Sandra Yi Reporting...A new report shows the number of Utah kids living in poverty fell by nearly 40 percent in the 19-90s.
Child advocates say that’s good news, but don't let the numbers fool you. The state has a high percentage of children. And 71 thousand live in poverty and 22 thousand of them -- in extreme poverty.
Terry Haven/Kids Count Coordinator, Utah Children: "SO EVEN THOUGH WE RANKED THIRD, THAT DOESN'T MEAN WE HAVE NO CHILDREN IN CRISIS OR WHO ARE AT RISK."
This Kids Count data report, released today, tracks the status of kids in the U-S for policy makers and advocates. It shows that, nationwide, kids' overall well being improved in the 90s and Utah ranks third among all states.
Utah's teen birth rate fell by 19 percent.
The child death rate also decreased to 20 deaths per 100 thousand children between 1 to 14 years old. That's close to, but still lower than the national average.

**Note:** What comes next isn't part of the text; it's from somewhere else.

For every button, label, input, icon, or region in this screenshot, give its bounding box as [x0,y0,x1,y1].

Terry Haven/Kids Count Coordinator, Utah Children: "YOU DON'T WANT TO GET INTO THAT DANGER OF PATTING YOURSELF SO HARD ON THE BACK THAT YOU BREAK YOUR ARM."

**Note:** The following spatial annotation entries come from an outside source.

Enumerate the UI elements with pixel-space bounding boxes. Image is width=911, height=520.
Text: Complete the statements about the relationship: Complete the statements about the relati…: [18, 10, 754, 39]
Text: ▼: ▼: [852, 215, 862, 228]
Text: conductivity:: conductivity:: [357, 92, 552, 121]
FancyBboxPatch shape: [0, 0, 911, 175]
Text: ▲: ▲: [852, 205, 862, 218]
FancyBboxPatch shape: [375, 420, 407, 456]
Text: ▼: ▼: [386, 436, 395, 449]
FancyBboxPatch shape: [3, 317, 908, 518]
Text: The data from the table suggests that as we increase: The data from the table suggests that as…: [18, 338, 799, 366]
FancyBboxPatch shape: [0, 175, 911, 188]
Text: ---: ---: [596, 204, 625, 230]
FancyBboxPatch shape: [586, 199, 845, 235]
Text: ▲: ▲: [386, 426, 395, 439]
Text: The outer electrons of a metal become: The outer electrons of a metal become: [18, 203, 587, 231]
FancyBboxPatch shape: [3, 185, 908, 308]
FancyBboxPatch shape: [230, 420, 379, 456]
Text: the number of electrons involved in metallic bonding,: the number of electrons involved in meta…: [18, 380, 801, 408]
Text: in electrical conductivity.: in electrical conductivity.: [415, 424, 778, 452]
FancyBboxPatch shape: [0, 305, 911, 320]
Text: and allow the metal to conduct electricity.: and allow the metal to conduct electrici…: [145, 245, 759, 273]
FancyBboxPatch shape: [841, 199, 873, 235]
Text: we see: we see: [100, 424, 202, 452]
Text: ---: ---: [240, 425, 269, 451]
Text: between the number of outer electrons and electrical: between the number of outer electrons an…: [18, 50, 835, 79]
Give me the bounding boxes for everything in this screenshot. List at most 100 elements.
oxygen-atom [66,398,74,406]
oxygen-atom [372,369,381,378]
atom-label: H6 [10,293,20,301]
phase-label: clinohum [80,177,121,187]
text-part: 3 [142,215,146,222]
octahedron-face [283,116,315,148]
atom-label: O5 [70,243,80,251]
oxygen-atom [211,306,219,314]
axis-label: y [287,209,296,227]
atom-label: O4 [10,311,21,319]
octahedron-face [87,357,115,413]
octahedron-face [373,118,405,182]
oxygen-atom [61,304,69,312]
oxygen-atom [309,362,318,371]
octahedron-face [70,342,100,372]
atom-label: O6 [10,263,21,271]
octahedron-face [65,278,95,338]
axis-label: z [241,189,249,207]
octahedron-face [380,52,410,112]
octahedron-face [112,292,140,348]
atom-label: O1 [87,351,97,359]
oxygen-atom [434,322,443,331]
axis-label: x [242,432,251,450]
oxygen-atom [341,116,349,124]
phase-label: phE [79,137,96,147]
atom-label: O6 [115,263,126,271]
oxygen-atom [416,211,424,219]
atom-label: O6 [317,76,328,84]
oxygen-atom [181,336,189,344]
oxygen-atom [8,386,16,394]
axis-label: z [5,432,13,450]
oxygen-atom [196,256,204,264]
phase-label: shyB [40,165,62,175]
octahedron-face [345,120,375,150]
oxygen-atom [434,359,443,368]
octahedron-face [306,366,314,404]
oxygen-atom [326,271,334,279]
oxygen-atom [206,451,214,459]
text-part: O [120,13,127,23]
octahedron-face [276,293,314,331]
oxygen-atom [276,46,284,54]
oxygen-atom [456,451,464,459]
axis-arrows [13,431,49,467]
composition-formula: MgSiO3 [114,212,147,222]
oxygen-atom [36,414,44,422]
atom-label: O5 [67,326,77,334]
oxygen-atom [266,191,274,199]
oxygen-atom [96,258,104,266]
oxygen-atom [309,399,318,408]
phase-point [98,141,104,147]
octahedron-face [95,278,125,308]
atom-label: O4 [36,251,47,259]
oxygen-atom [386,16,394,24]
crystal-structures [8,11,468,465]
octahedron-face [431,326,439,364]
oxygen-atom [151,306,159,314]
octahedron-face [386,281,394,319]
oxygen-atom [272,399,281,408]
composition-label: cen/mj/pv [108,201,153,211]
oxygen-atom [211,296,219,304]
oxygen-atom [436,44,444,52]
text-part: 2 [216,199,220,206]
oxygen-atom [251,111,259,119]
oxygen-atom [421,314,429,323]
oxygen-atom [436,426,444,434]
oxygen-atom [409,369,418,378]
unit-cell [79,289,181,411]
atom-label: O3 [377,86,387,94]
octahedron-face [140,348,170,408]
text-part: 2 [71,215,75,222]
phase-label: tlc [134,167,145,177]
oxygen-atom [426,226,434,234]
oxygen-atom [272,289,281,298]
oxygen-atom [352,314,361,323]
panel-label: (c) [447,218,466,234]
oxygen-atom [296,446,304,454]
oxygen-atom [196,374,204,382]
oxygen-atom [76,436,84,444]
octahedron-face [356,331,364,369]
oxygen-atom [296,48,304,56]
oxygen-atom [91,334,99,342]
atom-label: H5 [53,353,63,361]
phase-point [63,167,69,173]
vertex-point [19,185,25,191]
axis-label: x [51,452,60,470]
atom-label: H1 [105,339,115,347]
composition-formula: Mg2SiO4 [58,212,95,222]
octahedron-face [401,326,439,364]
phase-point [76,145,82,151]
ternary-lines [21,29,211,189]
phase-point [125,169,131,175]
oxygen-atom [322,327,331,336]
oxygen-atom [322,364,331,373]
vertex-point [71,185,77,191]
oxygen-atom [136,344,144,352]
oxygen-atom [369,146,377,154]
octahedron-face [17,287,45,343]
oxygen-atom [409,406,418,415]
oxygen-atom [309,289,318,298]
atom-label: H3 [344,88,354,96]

Advocates worry about poor, working families because they're paying more for basic necessities like food and housing. And for more than half of them, housing costs take up more than 30 percent of their incomes.

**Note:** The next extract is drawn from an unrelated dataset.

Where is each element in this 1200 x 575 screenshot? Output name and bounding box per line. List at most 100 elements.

They say many families will often have to choose between paying for such things like bills and health care.
Terry Haven/Kids Count Coordinator, Utah Children: "IT PUTS THE FAMILIES ON A VERY SLIPPERY EDGE THAT CAN BE KIND OF DANGEROUS. WE DON'T WANT THEM TO MAKE THOSE KINDS OF CHOICES AND YET THAT'S HAPPENING."
The report also shows states including Utah had more babies born with low birth weights and more single parent families.